Traveling with a small group on a guided tour is often the best way to see the world. It enables a far more independent and interactive experience and will allow you to get ‘up close and personal’ with the countries and sites that you are exploring. Local guides and drivers will really help to immerse you in their country’s culture and traditions and what better area to explore than South East Asia!
Arriving into Bangkok having experienced an extremely comfortable overnight flight via the Middle East, the tour groups of 13 to 18 pax are met and transported to their hotel located in the centre of Bangkok, just a short walk from Khao San road. Many tourists use Khao San road as their base for exploring the rest of Thailand as there are many direct coaches from the street to virtually all major tourist destinations in Thailand, from Chiang Mai in the North to Ko Pha Ngan in the South. This particular tour however had all excursions included and the morning begins with a walking tour of Wat Pho and the Grand Palace of Bangkok. The guides are extremely knowledgeable and provide information on architecture, culture and history. Having experienced the 46m long gold plated reclining Buddha at Wat Pho, the temple of the Emerald Buddha at the Grand Place, no trip to Bangkok would be complete without a visit to Patpong for the night market – superb for bargains and people watching!
The following day the journey continues to Cambodia, with a flight from Bangkok to Phnom Penh. Over the next few days in Cambodia, the itinerary takes in Choeung Ek (The Killing Fields) approximately 12km south of Phnom Penh. The Killing Fields are sites in Cambodia where a large number of people were killed and buried by the totalitarian communist Khmer Rouge regime, during their 1975-1979 rule. At least 200,000 people were executed by the Khmer Rouge and buried in mass graves. Whilst these have now been excavated, a stoupa containing skulls of all ages has been erected and you are invited to walk with your guide around the site if you wish.

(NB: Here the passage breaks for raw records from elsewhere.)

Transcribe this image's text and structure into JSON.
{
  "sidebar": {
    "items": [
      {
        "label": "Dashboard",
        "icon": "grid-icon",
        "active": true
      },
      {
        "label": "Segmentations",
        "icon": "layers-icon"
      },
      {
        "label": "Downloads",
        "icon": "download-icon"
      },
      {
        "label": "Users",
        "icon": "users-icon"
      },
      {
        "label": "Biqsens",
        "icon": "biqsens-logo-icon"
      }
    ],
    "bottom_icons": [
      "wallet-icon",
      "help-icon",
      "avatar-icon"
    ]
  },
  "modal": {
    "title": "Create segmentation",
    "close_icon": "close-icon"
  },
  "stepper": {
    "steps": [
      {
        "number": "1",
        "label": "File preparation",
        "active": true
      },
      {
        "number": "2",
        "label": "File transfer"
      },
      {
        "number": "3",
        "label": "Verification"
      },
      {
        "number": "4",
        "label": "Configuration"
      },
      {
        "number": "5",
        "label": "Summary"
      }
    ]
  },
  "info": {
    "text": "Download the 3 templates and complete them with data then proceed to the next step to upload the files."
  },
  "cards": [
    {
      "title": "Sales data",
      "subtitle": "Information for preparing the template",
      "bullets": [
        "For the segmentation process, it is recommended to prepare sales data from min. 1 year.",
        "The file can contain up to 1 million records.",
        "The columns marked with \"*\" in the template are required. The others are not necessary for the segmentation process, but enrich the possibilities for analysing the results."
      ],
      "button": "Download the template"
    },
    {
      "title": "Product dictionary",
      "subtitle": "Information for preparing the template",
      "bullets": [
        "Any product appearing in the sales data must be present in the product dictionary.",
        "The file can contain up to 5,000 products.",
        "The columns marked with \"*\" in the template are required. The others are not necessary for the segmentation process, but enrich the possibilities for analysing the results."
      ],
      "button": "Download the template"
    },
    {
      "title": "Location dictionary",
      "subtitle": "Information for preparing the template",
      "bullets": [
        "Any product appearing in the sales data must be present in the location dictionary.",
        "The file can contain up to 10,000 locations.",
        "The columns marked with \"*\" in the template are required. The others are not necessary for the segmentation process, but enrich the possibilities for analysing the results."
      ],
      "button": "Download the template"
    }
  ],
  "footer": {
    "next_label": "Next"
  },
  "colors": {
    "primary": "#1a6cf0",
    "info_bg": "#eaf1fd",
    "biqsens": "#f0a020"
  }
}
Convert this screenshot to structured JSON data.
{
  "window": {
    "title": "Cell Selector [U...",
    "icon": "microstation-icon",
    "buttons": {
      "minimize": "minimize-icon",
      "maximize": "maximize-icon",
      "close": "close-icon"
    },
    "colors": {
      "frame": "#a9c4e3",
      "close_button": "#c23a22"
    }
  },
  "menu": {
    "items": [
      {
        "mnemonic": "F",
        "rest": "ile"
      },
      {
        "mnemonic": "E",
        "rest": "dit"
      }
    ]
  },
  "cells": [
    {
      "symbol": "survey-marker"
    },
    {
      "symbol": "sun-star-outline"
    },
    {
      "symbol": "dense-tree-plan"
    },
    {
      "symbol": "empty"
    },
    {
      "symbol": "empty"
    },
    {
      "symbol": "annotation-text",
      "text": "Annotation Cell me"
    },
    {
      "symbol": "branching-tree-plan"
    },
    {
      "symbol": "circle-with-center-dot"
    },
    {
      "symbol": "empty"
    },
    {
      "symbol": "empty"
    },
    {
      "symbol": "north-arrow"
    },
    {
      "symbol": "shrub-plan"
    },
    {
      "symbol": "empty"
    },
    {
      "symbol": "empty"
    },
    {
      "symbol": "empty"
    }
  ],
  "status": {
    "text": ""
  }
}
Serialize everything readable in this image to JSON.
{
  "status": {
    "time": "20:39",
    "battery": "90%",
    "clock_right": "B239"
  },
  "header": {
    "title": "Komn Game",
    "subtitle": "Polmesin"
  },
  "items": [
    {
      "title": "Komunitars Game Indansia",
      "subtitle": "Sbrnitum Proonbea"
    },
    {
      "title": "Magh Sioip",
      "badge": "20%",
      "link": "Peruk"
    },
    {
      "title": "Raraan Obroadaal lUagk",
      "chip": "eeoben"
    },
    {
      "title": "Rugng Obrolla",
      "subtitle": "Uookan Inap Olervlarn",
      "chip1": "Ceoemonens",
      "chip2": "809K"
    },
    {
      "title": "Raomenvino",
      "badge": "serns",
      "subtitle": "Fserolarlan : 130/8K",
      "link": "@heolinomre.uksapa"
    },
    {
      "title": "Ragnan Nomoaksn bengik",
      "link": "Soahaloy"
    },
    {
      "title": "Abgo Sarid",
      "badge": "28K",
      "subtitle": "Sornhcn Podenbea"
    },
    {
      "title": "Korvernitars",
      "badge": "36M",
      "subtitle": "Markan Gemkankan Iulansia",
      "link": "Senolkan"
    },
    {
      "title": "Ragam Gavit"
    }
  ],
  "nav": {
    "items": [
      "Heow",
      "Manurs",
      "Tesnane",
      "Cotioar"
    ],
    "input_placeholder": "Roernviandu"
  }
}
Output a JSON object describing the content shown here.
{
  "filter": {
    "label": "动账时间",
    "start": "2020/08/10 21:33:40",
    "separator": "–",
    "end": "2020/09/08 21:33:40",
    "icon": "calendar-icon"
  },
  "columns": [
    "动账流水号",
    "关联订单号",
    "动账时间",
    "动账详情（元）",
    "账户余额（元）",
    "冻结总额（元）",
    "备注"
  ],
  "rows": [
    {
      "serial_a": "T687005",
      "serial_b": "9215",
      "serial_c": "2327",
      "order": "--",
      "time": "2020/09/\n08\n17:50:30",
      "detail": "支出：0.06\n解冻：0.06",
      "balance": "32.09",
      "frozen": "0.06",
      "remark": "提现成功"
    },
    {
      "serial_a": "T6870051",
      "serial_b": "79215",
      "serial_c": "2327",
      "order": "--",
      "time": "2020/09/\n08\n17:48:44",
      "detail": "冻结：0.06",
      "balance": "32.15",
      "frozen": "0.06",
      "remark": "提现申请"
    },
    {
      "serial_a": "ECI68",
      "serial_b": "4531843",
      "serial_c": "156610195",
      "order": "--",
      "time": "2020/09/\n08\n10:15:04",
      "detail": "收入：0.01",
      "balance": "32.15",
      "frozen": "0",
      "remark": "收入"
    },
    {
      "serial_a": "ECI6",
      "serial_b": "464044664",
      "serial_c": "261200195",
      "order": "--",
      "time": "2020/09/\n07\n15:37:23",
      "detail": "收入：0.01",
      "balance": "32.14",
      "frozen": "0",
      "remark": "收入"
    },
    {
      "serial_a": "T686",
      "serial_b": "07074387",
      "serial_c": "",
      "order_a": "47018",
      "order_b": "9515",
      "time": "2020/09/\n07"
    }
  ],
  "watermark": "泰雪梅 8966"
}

The next stop is back to the city centre to Tuol Sleng Genocide Museum. Originally, this building was a High School but was taken over by the Khmer Rouge in 1975 as a prison and interrogation centre. It is estimated that over 20,000 were imprisoned here over the 4-year period and visiting this museum can often be quite an emotional experience.
Further excursions are of a far more historical and cultural nature, visiting the Royal Palace with the Silver Pagoda, National Museum with many artifacts, relics and sculptures dating from prehistoric to present times. Visiting the markets in Phnom Penh is certainly the place to buy silks and goodies to take home.
Arriving in Siem Reap, you will experience a traditional cultural show with Apsara dance; however, the main reason to stay in Siem Reap is to visit Angkor Wat. Angkor Wat is a temple complex built for the King Suryavarman II in the early 12th century as his state temple and capital city. The temples are unique and can take a couple of days to explore. Ta Prohm is the jungle temple that was made famous in the Tomb Raider film – it has the roots of kapok trees entwined in the walls and doorways and can provide hours of fun climbing over the ruins.
The final visit on the trip is to Tonle Sap, which is the largest lake in Asia, here you are able to cruise around the floating villages and see families that live permanently on the lake, young children learn from a very young age not to fall in the water! Having experienced fabled, forgotten, royal cities, temples, markets and reminders of the countries most recent unsettled history, it is time to fly home and develop those amazing photographs taken on this breathtaking tour.